Hundreds of thousands of people of all ages are diagnosed with hematological malignancies such as Leukemia worldwide. To improve patient’s quality of life, and accelerate the disease management it is essential for healthcare professionals to adopt solutions that ensure fast and precise diagnosis.
SOPHiA GENETICS offers genomic applications that are expertly designed to accurately characterize the complex mutational landscape of the major hematological disorders associated with leukemias, myelodysplastic syndromes (MDS), myeloproliferative neoplasms (MPN).
In the first part of this webinar, Dr. Alexander Kurze will present the current limitations and challenges in hematological genomic testing and how to overcome those hurdles by adopting SOPHiA’s solutions.
Then, he will present the clinical-grade performance of these solutions matching diagnostic requirements.
In the second part of this webinar, Dr. Emily Paul will describe the clinical utility of the SOPHiA platform for advance detection and characterization of pathogenic alterations associated with hematological disorders.

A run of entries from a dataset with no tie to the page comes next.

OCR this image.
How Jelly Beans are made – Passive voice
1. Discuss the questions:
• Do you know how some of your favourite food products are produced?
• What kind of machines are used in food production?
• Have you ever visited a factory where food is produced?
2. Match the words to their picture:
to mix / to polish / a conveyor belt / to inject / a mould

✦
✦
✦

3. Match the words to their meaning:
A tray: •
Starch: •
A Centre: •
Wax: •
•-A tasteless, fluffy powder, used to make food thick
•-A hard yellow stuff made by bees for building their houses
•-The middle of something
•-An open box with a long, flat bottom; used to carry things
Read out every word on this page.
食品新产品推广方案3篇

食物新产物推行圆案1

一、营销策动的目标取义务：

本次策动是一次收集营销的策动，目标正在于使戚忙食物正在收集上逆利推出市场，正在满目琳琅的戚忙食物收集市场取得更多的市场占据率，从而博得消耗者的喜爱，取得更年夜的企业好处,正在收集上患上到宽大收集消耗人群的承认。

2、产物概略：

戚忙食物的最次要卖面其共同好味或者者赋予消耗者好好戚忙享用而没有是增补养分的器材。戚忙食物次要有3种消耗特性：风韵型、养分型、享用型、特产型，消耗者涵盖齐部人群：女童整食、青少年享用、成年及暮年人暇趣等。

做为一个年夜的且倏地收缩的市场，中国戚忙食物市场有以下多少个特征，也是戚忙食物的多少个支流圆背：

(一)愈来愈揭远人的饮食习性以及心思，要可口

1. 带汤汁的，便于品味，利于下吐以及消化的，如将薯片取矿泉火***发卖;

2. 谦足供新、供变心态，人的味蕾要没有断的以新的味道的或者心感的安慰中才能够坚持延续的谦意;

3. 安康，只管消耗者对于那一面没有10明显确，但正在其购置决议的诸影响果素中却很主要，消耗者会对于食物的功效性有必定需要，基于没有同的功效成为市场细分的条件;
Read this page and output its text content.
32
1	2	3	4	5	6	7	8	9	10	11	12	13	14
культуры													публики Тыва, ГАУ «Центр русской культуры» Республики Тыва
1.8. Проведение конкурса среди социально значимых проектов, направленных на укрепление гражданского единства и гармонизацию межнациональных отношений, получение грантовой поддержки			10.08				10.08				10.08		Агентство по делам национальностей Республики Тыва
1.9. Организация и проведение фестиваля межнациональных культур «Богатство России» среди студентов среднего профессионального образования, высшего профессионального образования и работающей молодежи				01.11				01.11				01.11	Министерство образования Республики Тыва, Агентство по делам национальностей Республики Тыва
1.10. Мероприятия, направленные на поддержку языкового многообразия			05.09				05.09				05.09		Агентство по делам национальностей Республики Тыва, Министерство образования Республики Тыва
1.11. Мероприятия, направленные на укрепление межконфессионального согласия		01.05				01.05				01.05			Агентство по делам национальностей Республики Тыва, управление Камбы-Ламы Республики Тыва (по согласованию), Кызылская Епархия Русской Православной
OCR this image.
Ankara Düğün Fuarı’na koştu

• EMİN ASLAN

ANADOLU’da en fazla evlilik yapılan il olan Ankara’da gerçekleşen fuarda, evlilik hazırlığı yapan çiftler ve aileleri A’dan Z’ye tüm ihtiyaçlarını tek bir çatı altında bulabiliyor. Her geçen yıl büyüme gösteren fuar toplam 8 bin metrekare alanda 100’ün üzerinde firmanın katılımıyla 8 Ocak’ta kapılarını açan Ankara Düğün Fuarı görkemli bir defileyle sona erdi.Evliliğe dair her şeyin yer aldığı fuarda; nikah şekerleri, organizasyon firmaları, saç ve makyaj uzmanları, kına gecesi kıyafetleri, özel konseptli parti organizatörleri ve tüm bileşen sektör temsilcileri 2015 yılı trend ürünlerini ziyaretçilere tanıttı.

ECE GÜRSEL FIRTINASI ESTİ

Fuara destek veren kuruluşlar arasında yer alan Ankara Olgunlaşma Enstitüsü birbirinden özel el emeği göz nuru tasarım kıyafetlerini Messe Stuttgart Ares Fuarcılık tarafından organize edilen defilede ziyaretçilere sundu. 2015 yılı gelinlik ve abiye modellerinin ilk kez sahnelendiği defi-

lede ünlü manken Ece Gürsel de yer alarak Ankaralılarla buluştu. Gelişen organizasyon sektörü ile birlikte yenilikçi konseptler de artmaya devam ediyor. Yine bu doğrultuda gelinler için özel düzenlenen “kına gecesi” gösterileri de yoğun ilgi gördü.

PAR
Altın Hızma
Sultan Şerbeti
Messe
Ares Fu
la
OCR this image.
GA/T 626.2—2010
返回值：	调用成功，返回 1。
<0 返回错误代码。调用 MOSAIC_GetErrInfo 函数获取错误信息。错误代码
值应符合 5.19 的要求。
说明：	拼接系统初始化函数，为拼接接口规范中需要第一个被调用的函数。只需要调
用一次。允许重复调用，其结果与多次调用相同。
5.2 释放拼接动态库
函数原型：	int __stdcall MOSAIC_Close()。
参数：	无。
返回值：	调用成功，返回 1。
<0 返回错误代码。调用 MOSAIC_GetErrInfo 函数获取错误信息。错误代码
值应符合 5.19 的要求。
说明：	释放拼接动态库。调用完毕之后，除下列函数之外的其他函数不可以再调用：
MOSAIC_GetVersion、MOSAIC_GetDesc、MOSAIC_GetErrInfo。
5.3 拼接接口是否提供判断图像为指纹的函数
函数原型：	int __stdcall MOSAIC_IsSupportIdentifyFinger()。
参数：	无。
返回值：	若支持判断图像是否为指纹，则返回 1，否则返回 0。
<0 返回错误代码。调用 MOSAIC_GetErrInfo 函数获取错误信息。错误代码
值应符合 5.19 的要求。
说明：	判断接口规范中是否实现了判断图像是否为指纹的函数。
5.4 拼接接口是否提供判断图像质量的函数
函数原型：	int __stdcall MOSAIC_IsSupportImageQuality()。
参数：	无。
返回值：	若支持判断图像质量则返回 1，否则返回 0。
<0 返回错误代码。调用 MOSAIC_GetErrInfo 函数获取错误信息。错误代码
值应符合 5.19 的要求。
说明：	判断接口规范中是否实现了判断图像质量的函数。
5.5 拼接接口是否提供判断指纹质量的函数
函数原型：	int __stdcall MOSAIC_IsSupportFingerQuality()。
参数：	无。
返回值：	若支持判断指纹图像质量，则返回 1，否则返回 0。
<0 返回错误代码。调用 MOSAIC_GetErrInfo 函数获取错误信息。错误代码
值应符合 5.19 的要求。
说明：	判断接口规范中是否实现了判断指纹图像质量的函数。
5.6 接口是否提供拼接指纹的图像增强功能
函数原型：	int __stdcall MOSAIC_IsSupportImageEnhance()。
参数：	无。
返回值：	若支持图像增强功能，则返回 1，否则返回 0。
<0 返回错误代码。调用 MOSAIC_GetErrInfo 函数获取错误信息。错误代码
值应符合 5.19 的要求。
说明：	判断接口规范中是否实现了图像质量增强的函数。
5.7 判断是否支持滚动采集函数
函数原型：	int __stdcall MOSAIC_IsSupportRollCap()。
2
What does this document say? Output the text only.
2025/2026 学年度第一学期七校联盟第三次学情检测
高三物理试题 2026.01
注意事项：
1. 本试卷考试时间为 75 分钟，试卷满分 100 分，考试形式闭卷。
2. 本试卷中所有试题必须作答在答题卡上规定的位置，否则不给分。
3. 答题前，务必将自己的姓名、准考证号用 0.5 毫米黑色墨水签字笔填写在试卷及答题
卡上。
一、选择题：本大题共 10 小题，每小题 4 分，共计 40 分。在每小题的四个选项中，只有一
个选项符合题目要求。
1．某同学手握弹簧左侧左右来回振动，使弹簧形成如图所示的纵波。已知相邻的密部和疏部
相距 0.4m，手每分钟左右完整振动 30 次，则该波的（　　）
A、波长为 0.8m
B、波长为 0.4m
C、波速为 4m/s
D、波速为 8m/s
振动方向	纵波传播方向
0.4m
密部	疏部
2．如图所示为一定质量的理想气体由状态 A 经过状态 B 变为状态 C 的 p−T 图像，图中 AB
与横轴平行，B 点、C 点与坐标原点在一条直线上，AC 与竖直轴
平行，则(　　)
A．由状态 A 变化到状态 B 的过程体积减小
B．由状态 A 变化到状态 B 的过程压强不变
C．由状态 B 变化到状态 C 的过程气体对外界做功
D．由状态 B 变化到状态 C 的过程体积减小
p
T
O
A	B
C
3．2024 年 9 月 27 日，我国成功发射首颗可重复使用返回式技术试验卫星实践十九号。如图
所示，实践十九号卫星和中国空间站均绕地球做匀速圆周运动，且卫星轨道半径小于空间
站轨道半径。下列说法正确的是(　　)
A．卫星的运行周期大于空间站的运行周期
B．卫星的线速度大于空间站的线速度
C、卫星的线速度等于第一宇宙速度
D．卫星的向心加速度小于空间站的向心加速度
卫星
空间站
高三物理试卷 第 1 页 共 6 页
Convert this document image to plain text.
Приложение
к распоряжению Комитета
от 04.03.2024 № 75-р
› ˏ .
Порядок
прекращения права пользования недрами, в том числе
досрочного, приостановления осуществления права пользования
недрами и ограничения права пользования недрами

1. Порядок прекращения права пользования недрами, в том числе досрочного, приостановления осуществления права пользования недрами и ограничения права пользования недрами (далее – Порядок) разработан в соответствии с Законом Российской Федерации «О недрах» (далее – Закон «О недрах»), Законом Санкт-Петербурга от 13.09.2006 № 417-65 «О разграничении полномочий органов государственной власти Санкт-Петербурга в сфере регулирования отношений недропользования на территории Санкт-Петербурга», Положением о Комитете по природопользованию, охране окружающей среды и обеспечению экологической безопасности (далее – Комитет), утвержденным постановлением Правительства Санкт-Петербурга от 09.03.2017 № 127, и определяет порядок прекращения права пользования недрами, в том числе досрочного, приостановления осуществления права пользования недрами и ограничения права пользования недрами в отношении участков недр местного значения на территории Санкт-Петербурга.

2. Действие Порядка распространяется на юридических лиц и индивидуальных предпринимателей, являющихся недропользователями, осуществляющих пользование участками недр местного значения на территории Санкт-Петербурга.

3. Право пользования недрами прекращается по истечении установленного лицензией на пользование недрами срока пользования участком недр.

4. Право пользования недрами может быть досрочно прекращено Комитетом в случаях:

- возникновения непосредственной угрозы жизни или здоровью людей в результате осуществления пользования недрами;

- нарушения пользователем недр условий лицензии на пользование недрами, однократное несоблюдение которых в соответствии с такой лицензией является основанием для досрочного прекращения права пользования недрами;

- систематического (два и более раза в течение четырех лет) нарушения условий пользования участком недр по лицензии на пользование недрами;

Dr. Alexander Kurze holds a PhD in Biochemistry from the University of Oxford, UK. After a successful career in academia, he joined Thermo Fisher Scientific as a Field Application Scientist for NGS and works now at SOPHiA GENETICS as a global Clinical Application Product Manager for liquid tumors.
Dr. Emily Paul holds a PhD in Biomedical Sciences from the University at Albany -SUNY. After a successful career in academia, she joined SOPHiA GENETICS and works as the Subject Matter Expert Manager in North America.